Codirector (January 1, 2020–2021)

Geoffrey Conrad
Campus:
IU Bloomington

Education

Ph.D., Anthropology, Harvard University, 1974

B.A., Anthropology, Harvard University, 1969

In 1997, after more than a quarter-century of work devoted to Central Andean cultures, Geoffrey Conrad began excavating in the Dominican Republic on the Caribbean island of Hispaniola (also known as Santo Domingo), where he studied the development of the Taíno chiefdoms encountered by Christopher Columbus and the early Spanish explorers of the Caribbean. In addition to being an example of the pristine development of complex chiefdoms, the Taínos were the first American Indians to undergo conquest by Europeans, and many of the practices that characterized the Spanish conquests of Mexico and Peru were first employed in the Caribbean.

Conrad’s studies concentrated on roughly the last 500 years before the arrival of Columbus and the first few centuries thereafter. Using both archaeological data and written records dating to the early colonial era, he sought to determine how practices and institutions described by early European observers like Bartolomé de Las Casas and Gonzalo Fernández de Oviedo y Valdés are reflected in the ground (and in some cases why the archaeological data seem to contradict the written records). His investigations convinced him that the traditional interpretation—namely, that the Taínos were extinct by 1535, the victims of warfare, overwork, and disease—is overly simplistic. His later work traced the post-1492 development of Taíno culture archaeologically.

Conrad believes it is vitally important for anthropologists and archaeologists to explain what they do, and why it is important, to the public. He is particularly interested in museums as means of communicating with the public. In addition to his archaeological research and teaching of courses in archaeology and museum studies, he served as director of the William Hammond Mathers Museum, Indiana University’s museum of world cultures, from 1983–2012.

Selected Publications

2017 (with Matthew Maus, John Foster, and Charles Beeker) Underwater Caves in the Taino World. In The Archaeology of Underwater Caves, ed. by Peter Campbell. Highfield Press, Southampton, UK.

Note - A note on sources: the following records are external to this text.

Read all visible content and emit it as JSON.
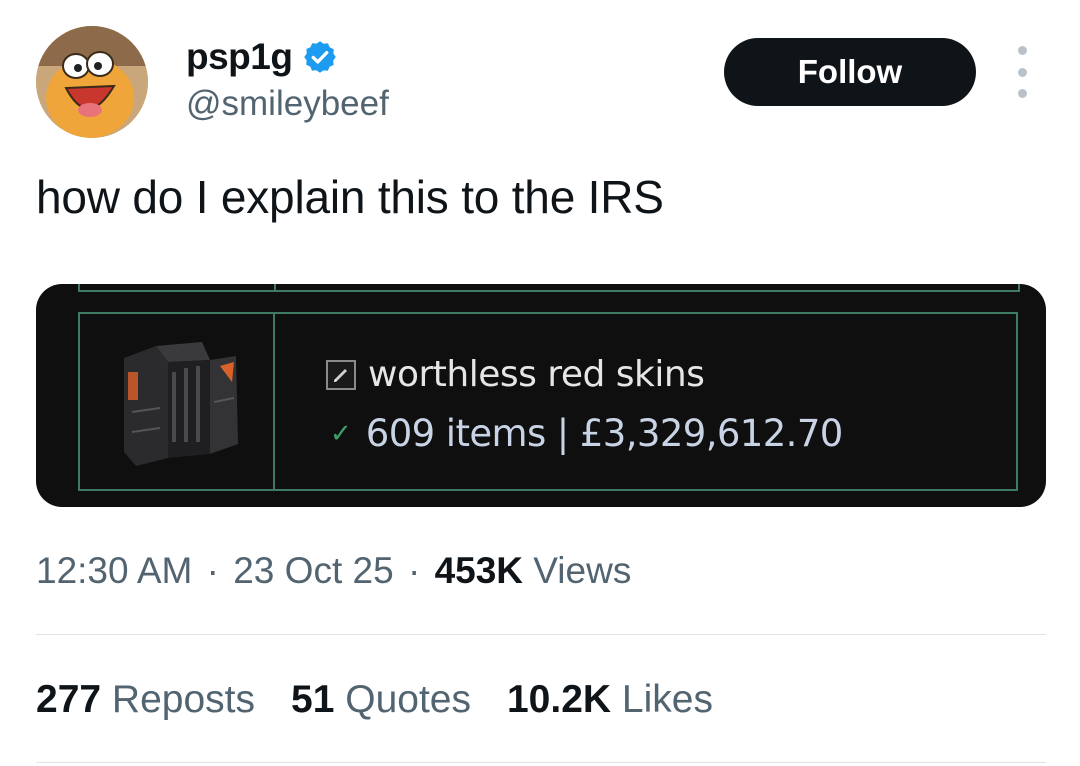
{
  "author": {
    "display_name": "psp1g",
    "handle": "@smileybeef",
    "verified": true,
    "verified_color": "#1d9bf0"
  },
  "actions": {
    "follow_label": "Follow",
    "more_icon": "more-vertical-icon"
  },
  "tweet": {
    "text": "how do I explain this to the IRS"
  },
  "media": {
    "item_name": "worthless red skins",
    "item_status": "609 items | £3,329,612.70",
    "accent_green": "#3f7a62",
    "icon_edit": "pencil-icon",
    "icon_check": "checkmark-icon",
    "icon_item": "crate-icon"
  },
  "meta": {
    "time": "12:30 AM",
    "date": "23 Oct 25",
    "views_count": "453K",
    "views_label": "Views"
  },
  "stats": {
    "reposts_count": "277",
    "reposts_label": "Reposts",
    "quotes_count": "51",
    "quotes_label": "Quotes",
    "likes_count": "10.2K",
    "likes_label": "Likes"
  }
}
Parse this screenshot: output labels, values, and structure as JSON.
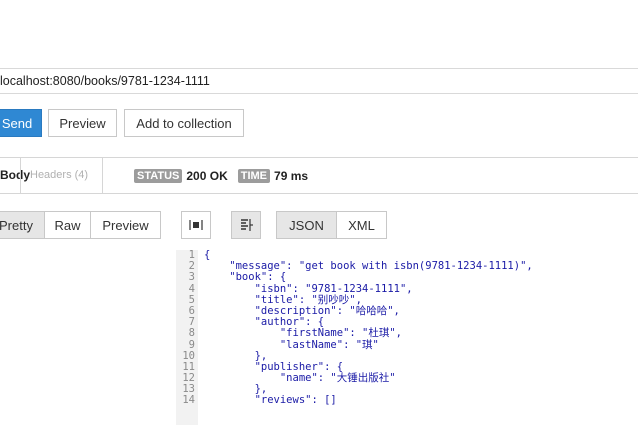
{
  "url_bar": {
    "value": "localhost:8080/books/9781-1234-1111"
  },
  "actions": {
    "send": "Send",
    "preview": "Preview",
    "add_to_collection": "Add to collection"
  },
  "response_tabs": {
    "body": "Body",
    "headers": "Headers (4)",
    "status_label": "STATUS",
    "status_value": "200 OK",
    "time_label": "TIME",
    "time_value": "79 ms"
  },
  "view_modes": {
    "pretty": "Pretty",
    "raw": "Raw",
    "preview": "Preview",
    "json": "JSON",
    "xml": "XML",
    "selected_mode": "Pretty",
    "selected_format": "JSON"
  },
  "icons": {
    "wrap": "wrap-text-icon",
    "format": "indent-format-icon"
  },
  "colors": {
    "send_button": "#2f88d3",
    "status_pill": "#9c9c9c",
    "json_text": "#1a1aa6"
  },
  "code": {
    "line_numbers": [
      "1",
      "2",
      "3",
      "4",
      "5",
      "6",
      "7",
      "8",
      "9",
      "10",
      "11",
      "12",
      "13",
      "14"
    ],
    "lines": [
      "{",
      "    \"message\": \"get book with isbn(9781-1234-1111)\",",
      "    \"book\": {",
      "        \"isbn\": \"9781-1234-1111\",",
      "        \"title\": \"别吵吵\",",
      "        \"description\": \"哈哈哈\",",
      "        \"author\": {",
      "            \"firstName\": \"杜琪\",",
      "            \"lastName\": \"琪\"",
      "        },",
      "        \"publisher\": {",
      "            \"name\": \"大锤出版社\"",
      "        },",
      "        \"reviews\": []"
    ]
  }
}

2002 (with Charles Beeker and John Foster) Taino Use of Flooded Caverns in the East National Park Region, Dominican Republic. Journal of Caribbean Archaeology 3. Florida Museum of Natural History, Gainesville.

1992 Inca Imperialism: The Great Simplification and the Accident of Empire. In Ideology and Pre-Columbian Civilizations, ed. by Arthur Demarest and Geoffrey Conrad. School of American Research Press, Santa Fe.

1984 ​(with Arthur Demarest) Religion and Empire: The Dynamics of Aztec and Inca Expansionism. Cambridge University Press, Cambridge, UK.